L’effet d‘une bombe. A quelques esprits chagrins près, tout le monde, qu’il soutienne ou combatte, tombe d’accord pour dire que le Projet de Loi El Khomri n’y va pas avec le dos de la cuiller. Est-il à la hauteur des enjeux pour autant ?

3,5 millions de chômeurs, 6 millions de citoyens durablement en dehors de l’emploi. C’est le résultat de dizaines d’années d’échec des politiques publiques de l’emploi. Certains avancent que notre droit du travail s’est flexibilisé sans succès, créant de la précarité, d’autres qu’il s’est rigidifié et complexifié, et qu’il est la cause de tous nos maux.
Chez Partage du Profit et Eres nous constatons la complexité du débat et l’abordons avec une infinie précaution : qui peut prétendre détenir la recette miracle qui facilite la vie et la compétitivité de nos entreprises dans un monde ouvert pour développer l’emploi, tout en protégeant les travailleurs et en réduisant la précarité ?
Ce qui nous semble certain est que l’emploi ce sont les entreprises qui le créent, et qu’il faut essayer AUTRE CHOSE. De ce point de vue, avec le projet de loi El Khomri, on n’est pas déçu :

  • Promesse de stabiliser la hiérarchie des normes et d’ouvrir des espaces d’ajustement dans chaque entreprise, notamment sur l’aménagement local du temps de travail
  • Refonte en profondeur des règles de la négociation collective
  • Gros ménage promis dans les branches professionnelles
  • Aménagements massifs du droit du licenciement, développement d’une approche renforcée de prévention des difficultés, barémisation des indemnités prud’hommales
  • De nombreux points de simplification sur le télétravail, le bulletin de paie dématérialisé, l’apprentissage…à un moment j’ai même cru qu’après entrepreneur, je pourrais faire inspecteur du travail (mais j’ai rêvé).

Sur tous ces points, les entreprises sortiraient grandes gagnantes de ce projet de loi, et avec elles, nous le croyons, l’emploi, essentiellement de ceux … qui sont en dehors de l’emploi.

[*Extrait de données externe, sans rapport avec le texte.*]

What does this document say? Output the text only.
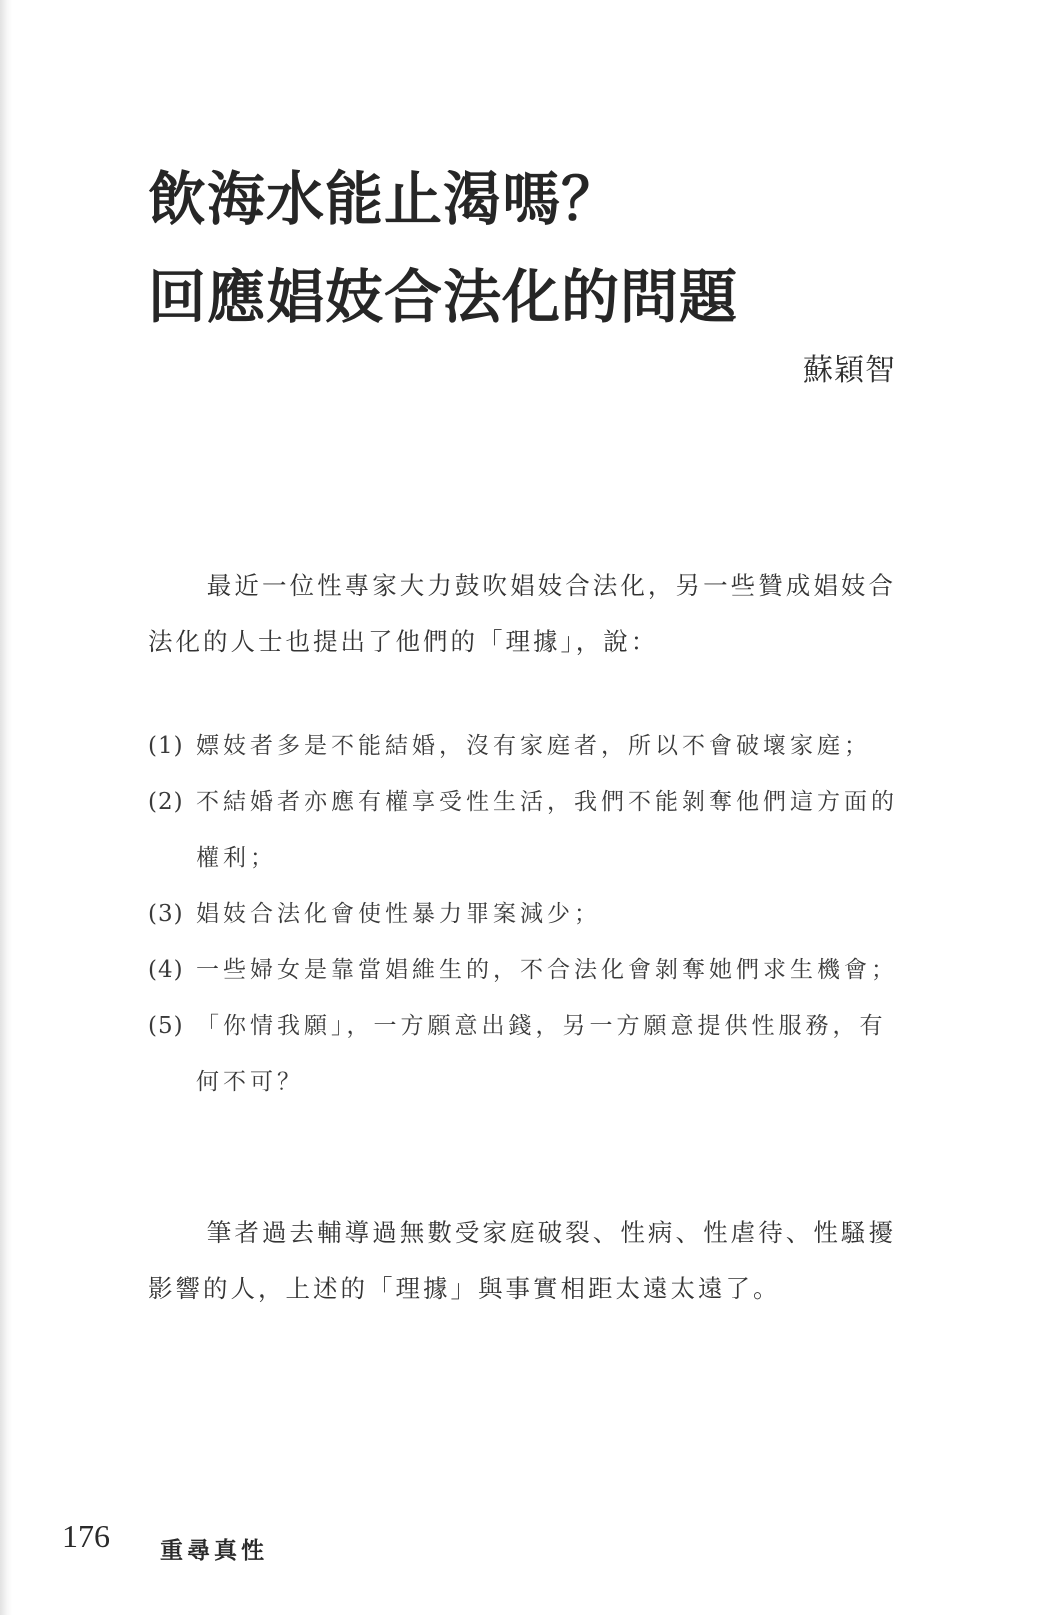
飲海水能止渴嗎？
回應娼妓合法化的問題
蘇穎智

最近一位性專家大力鼓吹娼妓合法化，另一些贊成娼妓合法化的人士也提出了他們的「理據」，說：

(1) 嫖妓者多是不能結婚，沒有家庭者，所以不會破壞家庭；
(2) 不結婚者亦應有權享受性生活，我們不能剝奪他們這方面的權利；
(3) 娼妓合法化會使性暴力罪案減少；
(4) 一些婦女是靠當娼維生的，不合法化會剝奪她們求生機會；
(5) 「你情我願」，一方願意出錢，另一方願意提供性服務，有何不可？

筆者過去輔導過無數受家庭破裂、性病、性虐待、性騷擾影響的人，上述的「理據」與事實相距太遠太遠了。

176 重尋真性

Mais une question nous taraude : qu’est-ce que notre Gouvernement met en face de tous ces efforts pour les salariés qui vont les consentir ?

Bien sûr, il y a des aménagements positifs prévus dans la représentativité patronale, pour améliorer celle des TPE et PME. Et oui, le compte personnel d’activité prend son essor. Oui le droit à la déconnexion est reconnu. Oui, le contrat de professionnalisation s’améliore et ouvre la porte à une véritable réinsertion par l’emploi. Oui, la lutte contre le détachement illégal est renforcée. Cela suffit-il pour autant à créer un « nouveau départ » pour notre contrat social ?

Et bien non.

Et c’est un rendez-vous manqué – pour le moment.

L’occasion est pourtant unique, en plus du traitement du volet formation, insuffisamment traité sur la partie aval (capacités à former efficacement), de forcer le patronat à partager plus la valeur créée en contrepartie des efforts demandés aux salariés en activité pour libérer l’emploi des plus précaires. La recette est connue :

  • Modification de la formule de participation aux bénéfices et abaissement du seuil d’assujettissement (cf. post du 29/04/2015)
  • Ou au moins obligation d’un système d’intéressement sans contrainte de montant

Souvent arc-bouté contre la contrainte, le patronat obtient plus de liberté et de souplesse, c’est le moment rêvé pour l’amener bon gré mal gré à partager plus, mieux, dans une perspective gagnant-gagnant de renforcement de notre contrat social : « tu concèdes de la souplesse, je t’associe au gain ».

Tout le monde gagnerait :

  • Les Entreprises (plus de chances de survie et de se développer)
  • Les citoyens (plus de personnes dans l’emploi)
  • Les salariés (plus de partage du profit)
  • L’Etat (plus de paix sociale, plus de croissance, plus de financement long des entreprises, plus de recettes sociales et fiscales).

Alors que la contestation gronde et monte, il est encore temps d’avoir une vision large et stratégique du contrat social. A défaut, la réforme échouera et tout sera à refaire. De l’occasion manquée à la refondation, il n’y a qu’un petit pas à franchir pour le Gouvernement et le Parlement, et qu’une modeste ouverture du Patronat sur l’alignement des intérêts vu les avancées potentielles pour les entreprises. Et ce serait un grand pas pour mon pays.